Page MenuHomeSoftware Heritage

Rewrite of the export pipeline using Exporters
ClosedPublic

Authored by seirl on Dec 10 2020, 7:38 PM.

Details

Reviewers
zack
Group Reviewers
Reviewers
Summary

This rewrite enables multiple things:

  1. Each export can now have multiple exporters, so we can read the journal a single time, then export the objects we read in different formats without having to re-read them every time.
  1. We use a shared on-disk set for the nodes, to avoid storing them unnecessarily in each exporter
  1. The SQLite files are sharded depending on the partition ID of the incoming messages. This reduces performance issues we had when using a single large set per process. It's also now easier to rewrite the on-disk set logic to use a different set backend, or to change the sharding.
  1. The new abstractions make it a lot nicer to write exporters. You just need to override the methods corresponding to each object type, and you can do your setup and teardown in the enter and exit methods of your exporter, which is used as a context manager. Exporters also don't have to worry about duplicates, since this is already done in the journal processor itself.

Diff Detail

Repository
rDDATASET Datasets
Branch
rewrite_exporter
Lint
No Linters Available
Unit
No Unit Test Coverage
Build Status
Buildable 17971
Build 27760: arc lint + arc unit

Event Timeline

zack added a subscriber: zack.
zack added inline comments.
swh/dataset/exporter.py
10–12

please add a brief docstring here (I guess you can reuse some of the stuff you already have in the diff description for this)

swh/dataset/graph.py
23

"to a Zstandard-compressed"

swh/dataset/journalprocessor.py
113–116

is this still relevant? I thought you mentioned that with the new sharding approach based on intrinsic IDs that wasn't a problem anymore. Or was it something else?

This revision is now accepted and ready to land.Dec 11 2020, 12:19 PM
olasd added inline comments.
swh/dataset/journalprocessor.py
113–116

it's still relevant: sharding based on intrinsic ids would force multiple worker threads to concurrently write the sqlite files, which is a problem; so it was scrapped in favor of the partition based sharding, which (by design of kafka clients) means a single worker uses each database.

However, I'd argue that's not a hack, in the sense that the deserialize_message hook /is/ the blessed way for a swh.journal client to get the API to "leak" the partition info to a consumer that would care about it.
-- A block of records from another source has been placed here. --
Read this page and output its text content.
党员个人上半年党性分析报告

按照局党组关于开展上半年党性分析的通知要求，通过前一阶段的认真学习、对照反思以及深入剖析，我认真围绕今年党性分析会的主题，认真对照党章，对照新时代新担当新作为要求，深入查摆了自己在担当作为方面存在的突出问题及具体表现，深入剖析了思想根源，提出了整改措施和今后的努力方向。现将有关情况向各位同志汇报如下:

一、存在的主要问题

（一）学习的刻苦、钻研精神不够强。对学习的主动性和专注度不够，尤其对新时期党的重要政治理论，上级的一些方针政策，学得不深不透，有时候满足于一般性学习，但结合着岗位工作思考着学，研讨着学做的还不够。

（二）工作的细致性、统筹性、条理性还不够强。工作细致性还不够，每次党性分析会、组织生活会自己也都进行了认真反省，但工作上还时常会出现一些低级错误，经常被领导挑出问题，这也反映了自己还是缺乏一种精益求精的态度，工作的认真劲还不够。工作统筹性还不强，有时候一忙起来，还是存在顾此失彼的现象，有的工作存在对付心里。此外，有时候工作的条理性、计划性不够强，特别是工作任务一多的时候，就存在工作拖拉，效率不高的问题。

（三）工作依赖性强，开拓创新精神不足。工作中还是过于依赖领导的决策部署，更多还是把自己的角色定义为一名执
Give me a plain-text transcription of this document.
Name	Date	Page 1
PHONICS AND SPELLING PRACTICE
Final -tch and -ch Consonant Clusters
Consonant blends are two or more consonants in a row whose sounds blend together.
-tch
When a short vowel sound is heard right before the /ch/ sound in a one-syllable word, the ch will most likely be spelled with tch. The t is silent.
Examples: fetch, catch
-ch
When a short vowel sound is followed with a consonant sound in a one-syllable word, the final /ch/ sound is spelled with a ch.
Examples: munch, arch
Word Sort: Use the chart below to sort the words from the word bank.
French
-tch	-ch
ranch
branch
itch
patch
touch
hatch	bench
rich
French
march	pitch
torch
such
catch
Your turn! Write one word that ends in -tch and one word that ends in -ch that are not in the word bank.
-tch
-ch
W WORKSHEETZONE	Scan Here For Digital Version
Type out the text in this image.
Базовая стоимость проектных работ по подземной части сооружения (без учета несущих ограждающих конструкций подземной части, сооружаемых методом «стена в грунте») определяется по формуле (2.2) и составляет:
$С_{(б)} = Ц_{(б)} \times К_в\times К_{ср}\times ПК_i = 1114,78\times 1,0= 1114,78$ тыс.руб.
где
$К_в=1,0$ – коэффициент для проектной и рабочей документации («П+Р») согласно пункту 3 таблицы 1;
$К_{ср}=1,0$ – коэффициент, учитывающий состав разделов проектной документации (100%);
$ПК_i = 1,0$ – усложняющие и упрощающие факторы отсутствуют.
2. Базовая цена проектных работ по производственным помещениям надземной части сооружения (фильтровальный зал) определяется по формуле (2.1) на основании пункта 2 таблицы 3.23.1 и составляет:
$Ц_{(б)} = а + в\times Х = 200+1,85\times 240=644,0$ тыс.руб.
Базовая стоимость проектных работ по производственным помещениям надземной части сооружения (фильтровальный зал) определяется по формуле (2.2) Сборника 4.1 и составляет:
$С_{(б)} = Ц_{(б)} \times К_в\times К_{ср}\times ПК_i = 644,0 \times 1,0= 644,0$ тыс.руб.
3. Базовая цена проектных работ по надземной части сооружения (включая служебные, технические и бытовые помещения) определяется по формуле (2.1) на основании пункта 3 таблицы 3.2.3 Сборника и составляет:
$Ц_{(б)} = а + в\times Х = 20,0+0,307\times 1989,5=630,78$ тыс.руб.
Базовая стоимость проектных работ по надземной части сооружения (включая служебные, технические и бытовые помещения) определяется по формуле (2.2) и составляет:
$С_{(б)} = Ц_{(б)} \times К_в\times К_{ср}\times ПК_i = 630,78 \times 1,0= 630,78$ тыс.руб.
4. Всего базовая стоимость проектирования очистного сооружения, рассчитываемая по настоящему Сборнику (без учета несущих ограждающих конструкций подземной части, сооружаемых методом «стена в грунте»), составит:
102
Fix various coding errors and minor improvements

  • Exporter documentation fixes
  • Journal processor: fetch offsets in parallel
  • journalprocessor: also partition sqlite files by first byte
  • SQLite on-disk set: disable journalling and synchronous mode
  • tests: fix test_export_origin
  • journalprocessor: remove comment about deserialize_message overload being a 'hack'

Landed, but phabricator doesn't seem to see it.